Figure 1. Aetiological model of paediatric FND: Visual representation linking adverse life experiences, stress system activation, and epigenetic/plasticity processes that increase vulnerability for FND. © Kasia Kozlowska 2021.

Figure 2. Circles metaphor of the stress-system model for functional somatic symptoms (including FND). This figure depicts the various components of the stress system that may be dysregulated in the child with FND and that may need to be targeted during the therapeutic intervention (including pharmacotherapy). The overlap between the different components of the stress system – the HPA axis, autonomic nervous system, immune-inflammatory system, and brain stress systems – is presented by the overlap between the circles. The circadian clock is placed within the top circle because the master clock is found in the hypothalamus, a small region located in the base of the brain. The motor system, which includes central and peripheral components, is represented by the pink ball. The placement of the pink ball in the overlap between the brain stress systems and autonomic system reflects that activation of these systems can be accompanied by changes in motor function. The pain system, which also includes central and peripheral components, is represented by the spiky oval. The placement of pain in the overlap between the brain stress systems and immune-inflammatory system reflects that activation of these systems maintains chronic complex pain. © Kasia Kozlowska 2013.
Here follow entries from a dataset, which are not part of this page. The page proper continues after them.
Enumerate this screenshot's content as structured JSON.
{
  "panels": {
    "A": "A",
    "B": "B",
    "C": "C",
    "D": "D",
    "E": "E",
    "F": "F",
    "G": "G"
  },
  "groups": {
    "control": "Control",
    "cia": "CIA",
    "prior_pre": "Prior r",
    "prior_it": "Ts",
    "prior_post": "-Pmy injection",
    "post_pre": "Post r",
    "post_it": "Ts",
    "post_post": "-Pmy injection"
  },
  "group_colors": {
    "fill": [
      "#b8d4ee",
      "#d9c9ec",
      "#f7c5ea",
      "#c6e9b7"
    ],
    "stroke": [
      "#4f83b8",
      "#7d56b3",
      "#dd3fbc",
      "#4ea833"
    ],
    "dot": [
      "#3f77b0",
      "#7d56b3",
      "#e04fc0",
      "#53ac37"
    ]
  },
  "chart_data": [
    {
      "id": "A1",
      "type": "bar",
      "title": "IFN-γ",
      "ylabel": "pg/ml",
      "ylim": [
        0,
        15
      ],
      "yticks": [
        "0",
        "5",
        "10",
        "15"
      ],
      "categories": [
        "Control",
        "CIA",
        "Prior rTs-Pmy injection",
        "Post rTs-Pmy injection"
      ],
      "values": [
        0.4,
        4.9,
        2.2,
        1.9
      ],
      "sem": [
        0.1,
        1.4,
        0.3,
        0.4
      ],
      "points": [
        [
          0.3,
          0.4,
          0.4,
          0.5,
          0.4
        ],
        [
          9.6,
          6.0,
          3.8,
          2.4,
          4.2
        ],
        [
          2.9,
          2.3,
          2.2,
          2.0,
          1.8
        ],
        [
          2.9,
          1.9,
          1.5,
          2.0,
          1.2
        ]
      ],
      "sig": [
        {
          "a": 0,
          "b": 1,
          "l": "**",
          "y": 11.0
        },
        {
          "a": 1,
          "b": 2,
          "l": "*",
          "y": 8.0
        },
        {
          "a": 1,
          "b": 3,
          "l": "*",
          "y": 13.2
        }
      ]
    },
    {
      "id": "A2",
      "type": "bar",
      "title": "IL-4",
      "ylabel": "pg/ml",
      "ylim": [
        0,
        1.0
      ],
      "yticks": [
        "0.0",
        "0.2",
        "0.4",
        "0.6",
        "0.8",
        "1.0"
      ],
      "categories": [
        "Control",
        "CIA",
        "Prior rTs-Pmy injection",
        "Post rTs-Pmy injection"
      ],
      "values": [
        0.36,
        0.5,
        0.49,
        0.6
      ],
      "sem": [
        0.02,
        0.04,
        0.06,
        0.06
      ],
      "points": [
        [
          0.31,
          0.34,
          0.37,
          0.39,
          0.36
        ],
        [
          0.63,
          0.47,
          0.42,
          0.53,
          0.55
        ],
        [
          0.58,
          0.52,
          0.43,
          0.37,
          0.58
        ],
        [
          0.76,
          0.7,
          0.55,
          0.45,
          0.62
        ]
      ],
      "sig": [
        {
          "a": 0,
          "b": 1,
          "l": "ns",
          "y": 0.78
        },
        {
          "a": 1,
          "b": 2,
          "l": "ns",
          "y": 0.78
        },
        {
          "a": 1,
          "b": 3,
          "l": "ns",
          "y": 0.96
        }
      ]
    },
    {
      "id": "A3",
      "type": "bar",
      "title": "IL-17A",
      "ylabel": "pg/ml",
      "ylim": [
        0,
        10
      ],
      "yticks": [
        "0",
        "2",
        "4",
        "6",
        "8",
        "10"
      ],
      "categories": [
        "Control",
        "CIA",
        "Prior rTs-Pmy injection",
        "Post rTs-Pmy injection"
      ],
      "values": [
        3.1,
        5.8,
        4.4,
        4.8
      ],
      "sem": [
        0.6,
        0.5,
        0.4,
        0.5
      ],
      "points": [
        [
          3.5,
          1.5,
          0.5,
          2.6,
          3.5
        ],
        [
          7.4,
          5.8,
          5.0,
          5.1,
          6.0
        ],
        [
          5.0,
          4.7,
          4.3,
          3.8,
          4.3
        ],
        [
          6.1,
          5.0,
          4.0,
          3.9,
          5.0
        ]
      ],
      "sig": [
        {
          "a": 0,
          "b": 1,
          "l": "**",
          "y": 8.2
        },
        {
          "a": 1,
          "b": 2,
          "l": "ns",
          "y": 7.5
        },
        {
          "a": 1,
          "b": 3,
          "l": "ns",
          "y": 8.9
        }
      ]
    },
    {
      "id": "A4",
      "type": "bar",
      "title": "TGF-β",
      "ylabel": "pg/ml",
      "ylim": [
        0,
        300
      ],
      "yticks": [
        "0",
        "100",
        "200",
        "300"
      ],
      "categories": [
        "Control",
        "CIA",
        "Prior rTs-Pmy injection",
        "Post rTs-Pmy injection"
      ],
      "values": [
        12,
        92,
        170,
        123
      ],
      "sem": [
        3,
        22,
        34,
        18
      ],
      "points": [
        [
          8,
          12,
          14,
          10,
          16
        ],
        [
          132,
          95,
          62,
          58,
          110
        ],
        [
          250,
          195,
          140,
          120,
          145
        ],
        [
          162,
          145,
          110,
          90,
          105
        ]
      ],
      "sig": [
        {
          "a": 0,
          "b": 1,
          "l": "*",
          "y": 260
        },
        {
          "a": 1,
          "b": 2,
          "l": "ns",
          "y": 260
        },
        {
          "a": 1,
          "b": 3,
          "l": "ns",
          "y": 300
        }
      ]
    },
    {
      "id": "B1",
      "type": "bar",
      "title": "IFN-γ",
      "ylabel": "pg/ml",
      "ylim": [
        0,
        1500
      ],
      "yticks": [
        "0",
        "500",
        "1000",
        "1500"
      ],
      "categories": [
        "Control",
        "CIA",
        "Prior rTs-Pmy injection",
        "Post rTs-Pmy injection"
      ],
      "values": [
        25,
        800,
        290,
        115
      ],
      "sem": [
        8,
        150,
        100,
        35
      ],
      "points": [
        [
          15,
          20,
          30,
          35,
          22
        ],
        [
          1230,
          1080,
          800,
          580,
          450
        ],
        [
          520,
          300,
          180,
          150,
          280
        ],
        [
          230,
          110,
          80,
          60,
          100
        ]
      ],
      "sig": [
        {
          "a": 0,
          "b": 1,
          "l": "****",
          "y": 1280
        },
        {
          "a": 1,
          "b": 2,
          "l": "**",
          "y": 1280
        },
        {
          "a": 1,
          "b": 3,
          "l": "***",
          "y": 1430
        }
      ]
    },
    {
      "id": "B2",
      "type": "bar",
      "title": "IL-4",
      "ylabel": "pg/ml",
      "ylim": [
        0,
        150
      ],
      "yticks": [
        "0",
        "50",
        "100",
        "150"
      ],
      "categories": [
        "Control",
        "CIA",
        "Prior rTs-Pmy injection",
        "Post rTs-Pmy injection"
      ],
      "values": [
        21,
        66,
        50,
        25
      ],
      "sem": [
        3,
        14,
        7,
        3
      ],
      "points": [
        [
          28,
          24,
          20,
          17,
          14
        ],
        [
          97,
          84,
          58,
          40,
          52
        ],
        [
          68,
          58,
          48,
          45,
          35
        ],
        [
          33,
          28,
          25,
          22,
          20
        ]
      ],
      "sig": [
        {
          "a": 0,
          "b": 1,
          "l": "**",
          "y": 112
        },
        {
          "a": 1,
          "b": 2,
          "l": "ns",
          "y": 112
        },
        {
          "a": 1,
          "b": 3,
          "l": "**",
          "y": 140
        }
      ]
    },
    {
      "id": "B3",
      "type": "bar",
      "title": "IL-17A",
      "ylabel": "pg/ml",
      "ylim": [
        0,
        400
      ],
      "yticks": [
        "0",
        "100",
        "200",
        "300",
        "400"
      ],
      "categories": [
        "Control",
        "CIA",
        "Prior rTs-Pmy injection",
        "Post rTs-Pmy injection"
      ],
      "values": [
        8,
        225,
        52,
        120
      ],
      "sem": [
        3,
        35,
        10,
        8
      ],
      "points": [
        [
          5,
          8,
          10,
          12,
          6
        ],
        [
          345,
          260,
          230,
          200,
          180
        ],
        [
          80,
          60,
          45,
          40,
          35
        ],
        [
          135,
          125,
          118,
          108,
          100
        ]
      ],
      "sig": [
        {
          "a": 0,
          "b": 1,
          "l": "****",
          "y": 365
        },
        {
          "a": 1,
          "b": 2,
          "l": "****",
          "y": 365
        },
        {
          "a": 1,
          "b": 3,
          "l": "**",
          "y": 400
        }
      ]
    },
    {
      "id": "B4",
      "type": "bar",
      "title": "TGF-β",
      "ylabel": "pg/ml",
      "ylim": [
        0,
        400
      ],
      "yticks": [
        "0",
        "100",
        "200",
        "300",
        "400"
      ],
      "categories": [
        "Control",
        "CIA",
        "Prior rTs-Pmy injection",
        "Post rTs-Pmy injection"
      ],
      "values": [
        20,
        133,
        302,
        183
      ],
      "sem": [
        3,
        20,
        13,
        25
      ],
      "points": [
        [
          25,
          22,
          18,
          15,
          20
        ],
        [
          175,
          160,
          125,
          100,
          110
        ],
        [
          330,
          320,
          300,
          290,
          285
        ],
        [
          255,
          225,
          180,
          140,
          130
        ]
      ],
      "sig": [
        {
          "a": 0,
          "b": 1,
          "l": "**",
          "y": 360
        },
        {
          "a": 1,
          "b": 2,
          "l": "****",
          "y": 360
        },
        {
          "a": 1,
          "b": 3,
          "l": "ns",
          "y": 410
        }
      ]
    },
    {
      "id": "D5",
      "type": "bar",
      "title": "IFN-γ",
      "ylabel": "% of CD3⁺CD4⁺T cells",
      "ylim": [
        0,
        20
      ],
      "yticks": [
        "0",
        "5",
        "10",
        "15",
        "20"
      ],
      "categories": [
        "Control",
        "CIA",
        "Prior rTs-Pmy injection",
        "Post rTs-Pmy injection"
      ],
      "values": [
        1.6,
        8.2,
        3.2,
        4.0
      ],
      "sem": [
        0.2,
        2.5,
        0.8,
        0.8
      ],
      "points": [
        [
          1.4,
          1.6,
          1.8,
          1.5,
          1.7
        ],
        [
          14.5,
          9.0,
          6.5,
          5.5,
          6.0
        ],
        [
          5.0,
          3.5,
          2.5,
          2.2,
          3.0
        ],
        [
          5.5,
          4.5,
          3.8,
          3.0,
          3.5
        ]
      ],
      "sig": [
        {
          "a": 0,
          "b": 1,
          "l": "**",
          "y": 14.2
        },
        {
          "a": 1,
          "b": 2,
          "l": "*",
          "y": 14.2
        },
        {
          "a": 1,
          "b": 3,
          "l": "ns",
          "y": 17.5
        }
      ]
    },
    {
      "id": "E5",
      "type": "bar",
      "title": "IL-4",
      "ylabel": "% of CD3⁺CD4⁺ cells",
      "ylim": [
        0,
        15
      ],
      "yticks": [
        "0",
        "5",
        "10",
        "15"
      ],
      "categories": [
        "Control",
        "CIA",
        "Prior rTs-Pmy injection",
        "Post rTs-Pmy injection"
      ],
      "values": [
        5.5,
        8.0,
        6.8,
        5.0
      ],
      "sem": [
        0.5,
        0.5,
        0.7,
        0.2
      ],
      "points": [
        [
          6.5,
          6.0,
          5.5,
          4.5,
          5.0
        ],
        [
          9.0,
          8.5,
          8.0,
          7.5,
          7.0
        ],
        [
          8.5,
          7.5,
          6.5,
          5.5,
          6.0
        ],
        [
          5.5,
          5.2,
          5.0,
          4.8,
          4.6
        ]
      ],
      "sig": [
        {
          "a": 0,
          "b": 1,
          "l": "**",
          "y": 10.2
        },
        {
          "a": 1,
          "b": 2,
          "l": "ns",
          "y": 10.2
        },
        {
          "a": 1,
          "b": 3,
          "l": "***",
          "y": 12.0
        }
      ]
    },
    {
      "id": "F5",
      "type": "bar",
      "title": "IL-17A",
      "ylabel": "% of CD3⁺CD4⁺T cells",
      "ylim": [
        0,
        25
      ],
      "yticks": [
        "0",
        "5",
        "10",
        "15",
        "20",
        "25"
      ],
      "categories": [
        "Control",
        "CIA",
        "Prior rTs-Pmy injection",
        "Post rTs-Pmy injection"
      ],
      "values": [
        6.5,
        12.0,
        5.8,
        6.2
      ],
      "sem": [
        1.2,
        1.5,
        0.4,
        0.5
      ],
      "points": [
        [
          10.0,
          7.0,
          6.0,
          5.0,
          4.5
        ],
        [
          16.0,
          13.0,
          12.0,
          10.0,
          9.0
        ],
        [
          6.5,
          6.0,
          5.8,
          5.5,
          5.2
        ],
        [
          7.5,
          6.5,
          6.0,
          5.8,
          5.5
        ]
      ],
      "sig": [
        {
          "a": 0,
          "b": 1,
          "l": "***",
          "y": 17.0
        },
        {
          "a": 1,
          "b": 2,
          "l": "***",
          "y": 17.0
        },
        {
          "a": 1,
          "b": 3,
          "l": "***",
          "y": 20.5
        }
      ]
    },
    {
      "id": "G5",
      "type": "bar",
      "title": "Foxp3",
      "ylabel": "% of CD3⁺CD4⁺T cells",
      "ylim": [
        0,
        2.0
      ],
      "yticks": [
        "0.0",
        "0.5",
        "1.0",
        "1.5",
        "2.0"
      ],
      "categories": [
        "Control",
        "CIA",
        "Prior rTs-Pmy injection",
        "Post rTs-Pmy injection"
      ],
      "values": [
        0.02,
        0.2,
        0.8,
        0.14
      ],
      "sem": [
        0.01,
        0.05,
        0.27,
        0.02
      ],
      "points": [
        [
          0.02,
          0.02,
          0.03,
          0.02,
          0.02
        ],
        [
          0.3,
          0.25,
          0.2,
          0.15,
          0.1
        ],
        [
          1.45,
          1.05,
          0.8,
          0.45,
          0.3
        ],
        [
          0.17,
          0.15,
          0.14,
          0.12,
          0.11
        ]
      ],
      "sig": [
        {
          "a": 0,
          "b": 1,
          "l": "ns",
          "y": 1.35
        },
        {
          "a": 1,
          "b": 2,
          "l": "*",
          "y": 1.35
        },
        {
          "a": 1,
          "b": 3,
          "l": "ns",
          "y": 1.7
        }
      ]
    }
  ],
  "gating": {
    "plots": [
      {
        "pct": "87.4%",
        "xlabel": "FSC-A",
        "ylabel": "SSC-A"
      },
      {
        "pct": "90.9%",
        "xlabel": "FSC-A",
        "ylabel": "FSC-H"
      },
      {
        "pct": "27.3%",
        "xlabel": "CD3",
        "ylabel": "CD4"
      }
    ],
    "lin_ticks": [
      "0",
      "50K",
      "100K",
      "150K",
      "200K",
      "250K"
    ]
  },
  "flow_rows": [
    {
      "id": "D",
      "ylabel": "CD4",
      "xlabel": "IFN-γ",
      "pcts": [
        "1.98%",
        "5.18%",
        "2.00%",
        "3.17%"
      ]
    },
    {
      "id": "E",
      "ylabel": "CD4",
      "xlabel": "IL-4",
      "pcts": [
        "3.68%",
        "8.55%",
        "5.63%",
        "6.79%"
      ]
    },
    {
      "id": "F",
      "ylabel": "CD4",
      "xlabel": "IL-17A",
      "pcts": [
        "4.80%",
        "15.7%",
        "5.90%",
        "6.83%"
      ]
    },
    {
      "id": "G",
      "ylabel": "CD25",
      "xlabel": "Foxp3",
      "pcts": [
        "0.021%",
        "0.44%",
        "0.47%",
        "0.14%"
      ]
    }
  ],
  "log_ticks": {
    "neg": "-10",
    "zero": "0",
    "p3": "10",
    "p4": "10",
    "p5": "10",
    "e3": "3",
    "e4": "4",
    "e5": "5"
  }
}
While there are no known medications for the treatment of FND, pharmacotherapy can be a useful adjunct that helps to manage stress-system dysregulation or co-existing conditions or symptoms. In the following sections, we identify common problem areas that may potentially involve the adjunct use of medication in some children. The overarching rationale is that medication is used to support the therapeutic process and to address underlying “drivers” that contribute to stress-system activation and the maintenance of FND symptoms. Medication in FND is never a stand-alone intervention: it is used alongside other interventions—involving the child, family, and school—to support the treatment process. Below we outline some of the driving factors that contribute to the FND presentation, where adjunct medication can play a useful role.
1.1 Driver 1: disrupted sleep
A recurring theme raised by the children admitted to the Mind-Body Program is that of bad sleep: difficulties falling asleep, multiple night wakings, or sleep that is unrefreshing. As clinicians, we typically observe that after a night of bad sleep, the child’s pain is worse, the child feels more nauseous, the child’s fatigue is more pervasive, the child is more likely to have a functional seizure—if functional seizures are part of the presentation—and the child feels more off and ikky in general.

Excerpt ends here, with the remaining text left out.